Segundo o Banco Central, o aumento do déficit mensal ocorreu mesmo com a melhora da balança comercial. O superávit nas exportações e importações de bens cresceu US$ 2,8 bilhões em relação a abril de 2025, mas foi compensado pelo avanço das despesas com serviços e renda primária, que inclui remessas de lucros, dividendos e pagamento de juros ao exterior.
A balança comercial fechou abril com superávit de US$ 9,7 bilhões, impulsionada pelo avanço de 13,9% nas exportações, que somaram US$ 34,2 bilhões. As importações chegaram a US$ 24,5 bilhões, alta de 6,2% na comparação anual.

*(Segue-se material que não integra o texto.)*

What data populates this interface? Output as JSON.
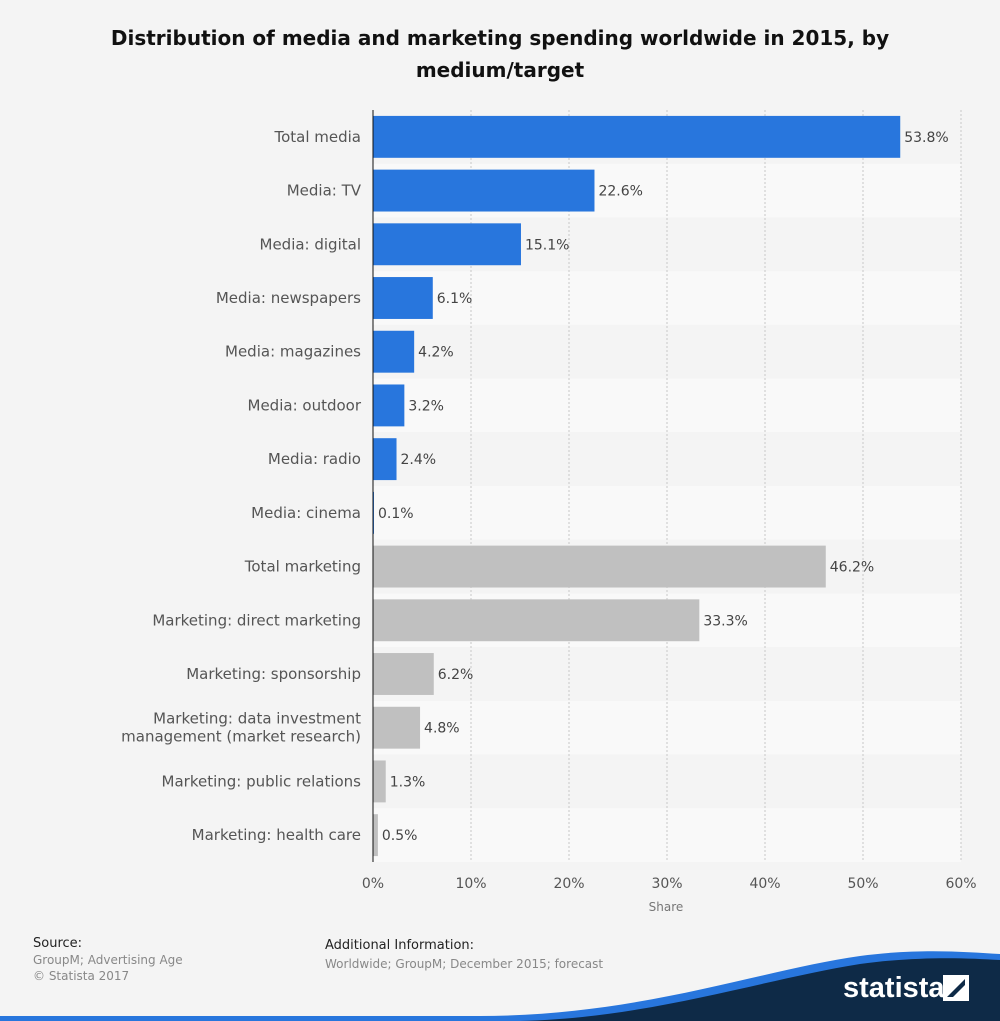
{
  "title": "Distribution of media and marketing spending worldwide in 2015, by medium/target",
  "chart_data": {
    "type": "bar",
    "orientation": "horizontal",
    "categories": [
      "Total media",
      "Media: TV",
      "Media: digital",
      "Media: newspapers",
      "Media: magazines",
      "Media: outdoor",
      "Media: radio",
      "Media: cinema",
      "Total marketing",
      "Marketing: direct marketing",
      "Marketing: sponsorship",
      "Marketing: data investment management (market research)",
      "Marketing: public relations",
      "Marketing: health care"
    ],
    "category_lines": [
      [
        "Total media"
      ],
      [
        "Media: TV"
      ],
      [
        "Media: digital"
      ],
      [
        "Media: newspapers"
      ],
      [
        "Media: magazines"
      ],
      [
        "Media: outdoor"
      ],
      [
        "Media: radio"
      ],
      [
        "Media: cinema"
      ],
      [
        "Total marketing"
      ],
      [
        "Marketing: direct marketing"
      ],
      [
        "Marketing: sponsorship"
      ],
      [
        "Marketing: data investment",
        "management (market research)"
      ],
      [
        "Marketing: public relations"
      ],
      [
        "Marketing: health care"
      ]
    ],
    "values": [
      53.8,
      22.6,
      15.1,
      6.1,
      4.2,
      3.2,
      2.4,
      0.1,
      46.2,
      33.3,
      6.2,
      4.8,
      1.3,
      0.5
    ],
    "value_labels": [
      "53.8%",
      "22.6%",
      "15.1%",
      "6.1%",
      "4.2%",
      "3.2%",
      "2.4%",
      "0.1%",
      "46.2%",
      "33.3%",
      "6.2%",
      "4.8%",
      "1.3%",
      "0.5%"
    ],
    "bar_colors": [
      "#2876dd",
      "#2876dd",
      "#2876dd",
      "#2876dd",
      "#2876dd",
      "#2876dd",
      "#2876dd",
      "#2876dd",
      "#c0c0c0",
      "#c0c0c0",
      "#c0c0c0",
      "#c0c0c0",
      "#c0c0c0",
      "#c0c0c0"
    ],
    "xlabel": "Share",
    "xlim": [
      0,
      60
    ],
    "xticks": [
      0,
      10,
      20,
      30,
      40,
      50,
      60
    ],
    "xtick_labels": [
      "0%",
      "10%",
      "20%",
      "30%",
      "40%",
      "50%",
      "60%"
    ],
    "grid": true
  },
  "footer": {
    "source_heading": "Source:",
    "source_lines": [
      "GroupM; Advertising Age",
      "© Statista 2017"
    ],
    "additional_heading": "Additional Information:",
    "additional_text": "Worldwide; GroupM; December 2015; forecast"
  },
  "brand": {
    "name": "statista",
    "wave_color": "#2876dd",
    "dark_color": "#0e2a47"
  }
}
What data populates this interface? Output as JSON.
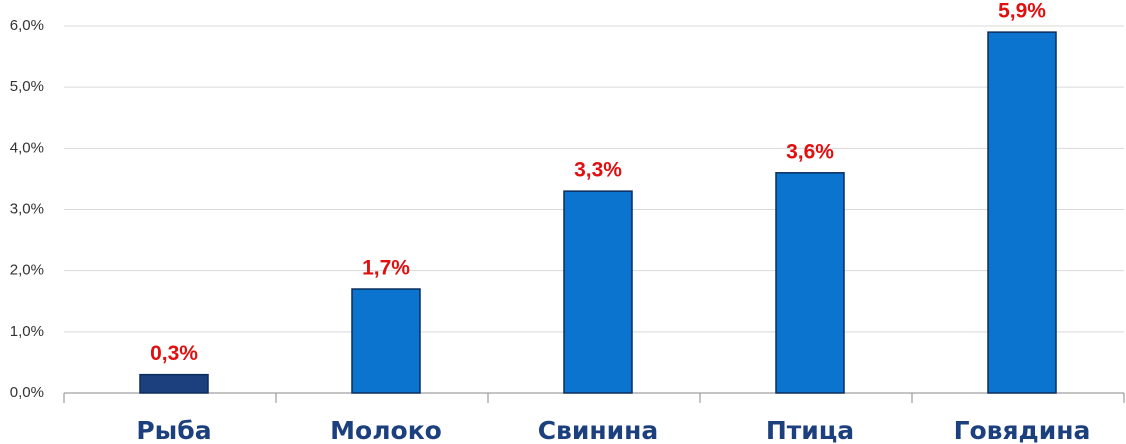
{
  "chart_data": {
    "type": "bar",
    "categories": [
      "Рыба",
      "Молоко",
      "Свинина",
      "Птица",
      "Говядина"
    ],
    "values": [
      0.3,
      1.7,
      3.3,
      3.6,
      5.9
    ],
    "value_labels": [
      "0,3%",
      "1,7%",
      "3,3%",
      "3,6%",
      "5,9%"
    ],
    "colors": [
      "#1c3f7e",
      "#0a74cf",
      "#0a74cf",
      "#0a74cf",
      "#0a74cf"
    ],
    "ylim": [
      0,
      6
    ],
    "yticks": [
      {
        "value": 0,
        "label": "0,0%"
      },
      {
        "value": 1,
        "label": "1,0%"
      },
      {
        "value": 2,
        "label": "2,0%"
      },
      {
        "value": 3,
        "label": "3,0%"
      },
      {
        "value": 4,
        "label": "4,0%"
      },
      {
        "value": 5,
        "label": "5,0%"
      },
      {
        "value": 6,
        "label": "6,0%"
      }
    ],
    "grid": true
  }
}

Já o déficit na conta de serviços subiu para US$ 5 bilhões. O principal impacto veio do aumento das despesas com viagens internacionais, plataformas digitais e aluguel de equipamentos no exterior. Os gastos líquidos de brasileiros fora do país cresceram 66,4% em relação a abril do ano passado, enquanto as despesas com telecomunicações, softwares e streaming avançaram 26%.
Na conta de renda primária, o déficit alcançou US$ 6,8 bilhões, aumento de 35,5% frente ao mesmo mês de 2025. O resultado reflete principalmente o envio de lucros e dividendos de empresas estrangeiras instaladas no Brasil para suas matrizes no exterior.
Apesar do cenário deficitário, o Banco Central avaliou que as contas externas seguem sustentadas por investimentos de longo prazo. O ingresso de investimentos diretos no país somou US$ 8,9 bilhões em abril, acima dos US$ 5,3 bilhões registrados um ano antes.
Nos 12 meses encerrados em abril, os investimentos diretos alcançaram US$ 79,2 bilhões, equivalentes a 3,28% do PIB. Segundo o BC, esse tipo de aporte é considerado mais saudável para financiar o déficit externo por estar ligado ao setor produtivo e ter perfil de longo prazo.
O estoque de reservas internacionais do país também apresentou crescimento e atingiu US$ 366,9 bilhões em abril, avanço de US$ 4,9 bilhões em relação ao mês anterior.